Steven Wu's Book Reviews
Author | Title | Rating | Latest

Singularity Sky
by Charles Stross

A book review by Steven Wu
http://www.scwu.com/bookreviews/
August 27, 2005

Rating: 7 (of 10)

In my review of The Atrocity Archives, I mentioned that Stross's voice annoyed the hell out of me. Unfortunately, he writes with the same voice in Singularity Sky. And, again, the main character is yet another obvious wish-fulfillment fantasy. (Technical worker? Check. Smart and funny? Check. Good with the ladies? Double check.)
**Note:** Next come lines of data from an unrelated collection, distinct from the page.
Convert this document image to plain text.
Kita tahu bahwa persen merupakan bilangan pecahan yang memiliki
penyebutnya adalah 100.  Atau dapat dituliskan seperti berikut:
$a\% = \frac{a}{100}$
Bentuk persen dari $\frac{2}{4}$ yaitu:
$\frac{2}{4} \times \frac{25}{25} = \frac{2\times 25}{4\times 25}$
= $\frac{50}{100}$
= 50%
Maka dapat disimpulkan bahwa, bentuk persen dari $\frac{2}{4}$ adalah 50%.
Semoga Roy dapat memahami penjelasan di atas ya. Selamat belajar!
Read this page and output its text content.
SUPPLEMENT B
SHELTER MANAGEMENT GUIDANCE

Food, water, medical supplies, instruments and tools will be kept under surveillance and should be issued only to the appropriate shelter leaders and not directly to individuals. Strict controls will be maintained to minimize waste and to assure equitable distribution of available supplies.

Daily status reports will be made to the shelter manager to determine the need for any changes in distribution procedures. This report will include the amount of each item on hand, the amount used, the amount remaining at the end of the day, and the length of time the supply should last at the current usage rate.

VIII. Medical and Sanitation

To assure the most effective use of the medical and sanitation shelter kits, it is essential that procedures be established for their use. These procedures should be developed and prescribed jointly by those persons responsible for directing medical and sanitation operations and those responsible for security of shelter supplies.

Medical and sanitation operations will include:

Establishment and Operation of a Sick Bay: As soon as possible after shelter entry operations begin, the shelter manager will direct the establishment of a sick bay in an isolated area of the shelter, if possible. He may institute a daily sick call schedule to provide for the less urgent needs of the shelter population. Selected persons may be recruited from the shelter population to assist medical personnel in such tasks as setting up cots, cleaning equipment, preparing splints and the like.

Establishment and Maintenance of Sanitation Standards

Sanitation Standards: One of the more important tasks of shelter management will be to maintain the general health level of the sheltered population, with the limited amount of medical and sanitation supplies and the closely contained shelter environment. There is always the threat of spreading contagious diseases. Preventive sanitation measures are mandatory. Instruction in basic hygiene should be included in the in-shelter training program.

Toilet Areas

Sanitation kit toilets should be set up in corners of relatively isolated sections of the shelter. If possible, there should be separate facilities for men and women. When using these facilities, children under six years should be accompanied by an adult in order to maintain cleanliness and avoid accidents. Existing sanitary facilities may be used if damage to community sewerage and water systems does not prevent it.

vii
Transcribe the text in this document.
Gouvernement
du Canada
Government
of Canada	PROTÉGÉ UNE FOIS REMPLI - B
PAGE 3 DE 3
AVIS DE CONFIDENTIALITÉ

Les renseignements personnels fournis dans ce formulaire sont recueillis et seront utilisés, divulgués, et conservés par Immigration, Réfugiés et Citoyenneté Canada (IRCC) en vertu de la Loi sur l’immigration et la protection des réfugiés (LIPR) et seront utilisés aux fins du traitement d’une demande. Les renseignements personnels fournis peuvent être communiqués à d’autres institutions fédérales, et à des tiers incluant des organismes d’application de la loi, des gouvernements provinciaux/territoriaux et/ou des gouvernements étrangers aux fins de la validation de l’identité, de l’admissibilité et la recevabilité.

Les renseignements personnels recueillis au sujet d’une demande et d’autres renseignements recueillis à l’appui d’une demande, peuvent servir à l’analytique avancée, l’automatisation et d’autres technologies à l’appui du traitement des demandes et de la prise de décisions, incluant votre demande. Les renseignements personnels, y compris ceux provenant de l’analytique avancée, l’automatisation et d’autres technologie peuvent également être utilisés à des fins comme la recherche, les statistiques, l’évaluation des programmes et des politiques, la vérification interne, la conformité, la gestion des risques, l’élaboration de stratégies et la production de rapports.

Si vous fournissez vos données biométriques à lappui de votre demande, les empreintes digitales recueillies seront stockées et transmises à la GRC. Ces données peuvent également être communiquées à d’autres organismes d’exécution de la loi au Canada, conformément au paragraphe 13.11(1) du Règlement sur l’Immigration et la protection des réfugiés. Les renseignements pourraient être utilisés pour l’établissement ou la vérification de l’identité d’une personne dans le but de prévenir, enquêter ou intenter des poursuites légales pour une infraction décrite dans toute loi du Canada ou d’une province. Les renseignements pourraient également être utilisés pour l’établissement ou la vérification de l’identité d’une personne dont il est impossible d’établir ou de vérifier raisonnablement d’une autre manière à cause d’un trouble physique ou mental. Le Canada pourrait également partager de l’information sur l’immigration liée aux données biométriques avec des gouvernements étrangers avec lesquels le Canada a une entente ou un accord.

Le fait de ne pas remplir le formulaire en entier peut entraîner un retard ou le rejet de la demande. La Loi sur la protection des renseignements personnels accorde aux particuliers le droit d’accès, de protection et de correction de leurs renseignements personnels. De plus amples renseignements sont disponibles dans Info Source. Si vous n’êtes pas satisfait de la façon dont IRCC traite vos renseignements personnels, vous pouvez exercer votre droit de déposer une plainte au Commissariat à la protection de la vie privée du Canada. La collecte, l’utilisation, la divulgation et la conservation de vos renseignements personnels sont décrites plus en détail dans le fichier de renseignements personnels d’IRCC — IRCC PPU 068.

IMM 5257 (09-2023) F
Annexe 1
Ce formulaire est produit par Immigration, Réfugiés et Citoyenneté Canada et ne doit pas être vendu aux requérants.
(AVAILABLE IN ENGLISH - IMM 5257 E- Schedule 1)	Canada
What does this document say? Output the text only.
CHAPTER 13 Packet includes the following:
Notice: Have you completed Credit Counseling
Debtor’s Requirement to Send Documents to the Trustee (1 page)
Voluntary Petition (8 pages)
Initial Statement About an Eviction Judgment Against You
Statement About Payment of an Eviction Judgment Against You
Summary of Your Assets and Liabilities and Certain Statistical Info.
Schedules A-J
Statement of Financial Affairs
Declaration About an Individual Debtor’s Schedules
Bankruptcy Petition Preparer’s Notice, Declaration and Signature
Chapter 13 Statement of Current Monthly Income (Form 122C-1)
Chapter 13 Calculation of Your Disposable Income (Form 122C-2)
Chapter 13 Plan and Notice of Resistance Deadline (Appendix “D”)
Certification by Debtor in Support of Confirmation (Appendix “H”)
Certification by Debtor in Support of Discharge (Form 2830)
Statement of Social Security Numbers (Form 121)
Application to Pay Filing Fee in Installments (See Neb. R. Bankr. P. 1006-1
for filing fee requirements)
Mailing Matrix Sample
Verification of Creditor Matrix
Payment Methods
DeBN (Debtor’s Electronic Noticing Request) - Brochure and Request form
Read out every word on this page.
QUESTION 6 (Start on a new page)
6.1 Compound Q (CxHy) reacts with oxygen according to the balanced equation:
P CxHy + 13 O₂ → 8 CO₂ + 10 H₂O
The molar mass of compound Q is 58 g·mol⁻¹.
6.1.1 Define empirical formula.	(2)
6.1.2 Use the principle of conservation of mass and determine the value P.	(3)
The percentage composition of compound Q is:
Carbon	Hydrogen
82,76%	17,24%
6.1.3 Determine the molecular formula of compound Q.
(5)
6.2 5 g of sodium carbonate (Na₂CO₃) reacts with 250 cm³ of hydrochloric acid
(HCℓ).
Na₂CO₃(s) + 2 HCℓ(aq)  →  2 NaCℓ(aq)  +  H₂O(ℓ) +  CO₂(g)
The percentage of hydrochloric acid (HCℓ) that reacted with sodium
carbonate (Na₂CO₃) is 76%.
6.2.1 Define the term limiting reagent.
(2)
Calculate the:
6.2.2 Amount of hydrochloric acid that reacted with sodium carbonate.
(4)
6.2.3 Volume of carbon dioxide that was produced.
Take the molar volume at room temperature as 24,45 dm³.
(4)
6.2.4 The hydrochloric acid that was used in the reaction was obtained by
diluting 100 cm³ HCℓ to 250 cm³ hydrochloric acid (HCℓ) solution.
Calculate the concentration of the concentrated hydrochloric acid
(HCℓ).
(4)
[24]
What makes Singularity Sky better than The Atrocity Archives is its display of Stross's seemingly boundless imagination. Part of the fun of the book is working out its history, so I won't say too much here. But I'll say this: Humanity has spread (or, more accurately, been spread) to the stars. One day a totally wacky civilization "attacks" an outpost planet by basically dropping tons of nanomachines that obey people's wills. The somewhat distant and vaguely Russian government with jurisdiction over that planet decides to attack this wacky civilization. But it does so by doing some dodgy time traveling, which a hideously advanced intelligence known only as the Eschaton forbids. The aforementioned wish-fulfillment character is an engineer on the lead warship for this vaguely Russian government. He also doubles as a spy for some mysterious opponent. And, to continue the wish-fulfillment angle, there is some government diplomat (UN, I think?) who is female and a fortiori a total hottie.

Singularity Sky is hard science, but only because it completely dumps character and plot in favor of a gorgeous fetishization of science. The science itself is indeed quite hard, but also wholly fanciful, with lots of talk of light cones and warp zones that, come to think of it, bear a disturbing similarity to law geeks discussing federal jurisdiction. Seriously, I think the book spends more time drooling over its speculation of time-travel space battles than it does over the budding relationship between the aforementioned engineer and his Stross-mandated hottie.

That's not necessarily a bad thing. Stross's strength is is outrageous speculation, and he writes those passages surpassingly well. (The final space battle is a real doozy.) Who cares about the motionless plot, the superficial characters, the still-grating wise-ass tone of the entire book? Some of us read science fiction for its breathtaking visions of the future, and in Singularity Sky, Stross puts on a spectacular show.